8th October 2011, Comments 0 comments

The leader of Spain's main opposition conservative party on Saturday vowed a rigorous programme to get the country out of its economic crisis if elected in legislative elections in November.

Popular Party leader Mariano Rajoy, the front-runner in the election, set out the broad lines of his policy in a speech closing his party's annual convention in Malaga, southern Spain.

He paid particular attention to the country's record unemployment levels, running at 20.89 percent of the workforce, and promised to make job creation a priority if elected.

"The plight of the five million Spanish people who want to work and cannot -- and the anguish of the one million households all of whose members are unemployed -- worries me, as it does everyone," he told delegates.

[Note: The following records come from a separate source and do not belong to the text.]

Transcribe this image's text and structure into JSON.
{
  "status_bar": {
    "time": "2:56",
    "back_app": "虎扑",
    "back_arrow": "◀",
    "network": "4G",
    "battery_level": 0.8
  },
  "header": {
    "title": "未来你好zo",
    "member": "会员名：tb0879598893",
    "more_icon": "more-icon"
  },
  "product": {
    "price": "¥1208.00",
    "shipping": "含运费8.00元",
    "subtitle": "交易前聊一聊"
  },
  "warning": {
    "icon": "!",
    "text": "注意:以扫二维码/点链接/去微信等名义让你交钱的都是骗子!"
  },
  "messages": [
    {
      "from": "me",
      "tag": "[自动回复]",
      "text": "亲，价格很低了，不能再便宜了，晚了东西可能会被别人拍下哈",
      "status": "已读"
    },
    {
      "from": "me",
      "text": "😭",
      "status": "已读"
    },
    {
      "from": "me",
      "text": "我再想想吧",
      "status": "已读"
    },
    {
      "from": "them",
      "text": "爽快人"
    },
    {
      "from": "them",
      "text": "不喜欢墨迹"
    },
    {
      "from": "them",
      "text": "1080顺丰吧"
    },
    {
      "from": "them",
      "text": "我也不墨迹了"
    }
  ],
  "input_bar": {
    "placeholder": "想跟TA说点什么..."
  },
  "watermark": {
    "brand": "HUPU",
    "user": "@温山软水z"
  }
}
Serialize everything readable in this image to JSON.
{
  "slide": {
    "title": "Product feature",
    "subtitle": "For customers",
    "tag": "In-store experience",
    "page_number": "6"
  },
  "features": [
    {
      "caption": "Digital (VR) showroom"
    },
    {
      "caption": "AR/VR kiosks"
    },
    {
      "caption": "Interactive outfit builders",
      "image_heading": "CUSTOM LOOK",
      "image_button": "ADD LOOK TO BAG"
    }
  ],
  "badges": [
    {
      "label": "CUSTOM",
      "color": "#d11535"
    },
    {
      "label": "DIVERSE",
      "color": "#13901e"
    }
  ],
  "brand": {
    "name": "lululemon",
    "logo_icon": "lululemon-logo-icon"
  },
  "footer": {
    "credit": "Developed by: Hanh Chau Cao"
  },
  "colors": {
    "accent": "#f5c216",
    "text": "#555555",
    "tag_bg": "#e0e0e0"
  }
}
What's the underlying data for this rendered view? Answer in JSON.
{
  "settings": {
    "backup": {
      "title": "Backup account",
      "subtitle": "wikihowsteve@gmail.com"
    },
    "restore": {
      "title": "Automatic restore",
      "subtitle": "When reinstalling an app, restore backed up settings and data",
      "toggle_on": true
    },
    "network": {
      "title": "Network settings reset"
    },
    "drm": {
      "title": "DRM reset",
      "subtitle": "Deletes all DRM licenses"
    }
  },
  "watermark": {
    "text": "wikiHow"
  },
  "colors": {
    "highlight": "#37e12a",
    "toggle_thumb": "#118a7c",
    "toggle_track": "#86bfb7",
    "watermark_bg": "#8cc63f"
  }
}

"Our country is going through a serious social, economic and institutional crisis which is going to oblige us to make a great effort in future," he said.

But Spain can and will emerge from the crisis, he argued.

On Friday, Fitch Ratings slashed Spain's sovereign credit rating by two notches, blaming regional government spending, weak economic growth and the eurozone debt crisis.

That decision pushed the country's already expensive borrowing costs even higher.

Rajoy has denounced the outgoing socialist government, in power since 2004, for leaving "the worst legacy that any government has ever left its successor".

To get the country's finances in order, Rajoy proposed a coherent economic policy that would be based on "austerity and reforms".

"We want to defend social cohesion, the welfare state and public services ... but with good economic management," he said.

"Administrations should not spend what they do not have," he added.

The 56-year-old politician has yet to set out his own policies in detail.

Since July however he has made it clear that Spain's 17 regions, whose poor economic management was a contributory factor in Friday's ratings downgrade, could no longer be allowed to have a budget deficit.

And the two main themes of his programme to date have been an austerity programme to tackle the economic crisis; and job creation to bring down the country's rampant unemployment.

The socialists' new leader, 60-year-old Alfredo Perez Rubalcaba, also acknowledged last weekend that unemployment was the major challenge facing the country, in a speech setting out his own programme.

But he has denounced the budget cuts pushed through by regional government's controlled by the right.

Right-wing leaders of some regions, most of whom won power in May regional elections, have imposed swingeing cuts in key areas such as health and education, provoking protests on the streets.

But the Popular Party nevertheless looks set to win next month's election as the ruling socialists have seen their popularity fall with each austerity measure they have introduced since 2010 in their struggle to get the country's finances in order.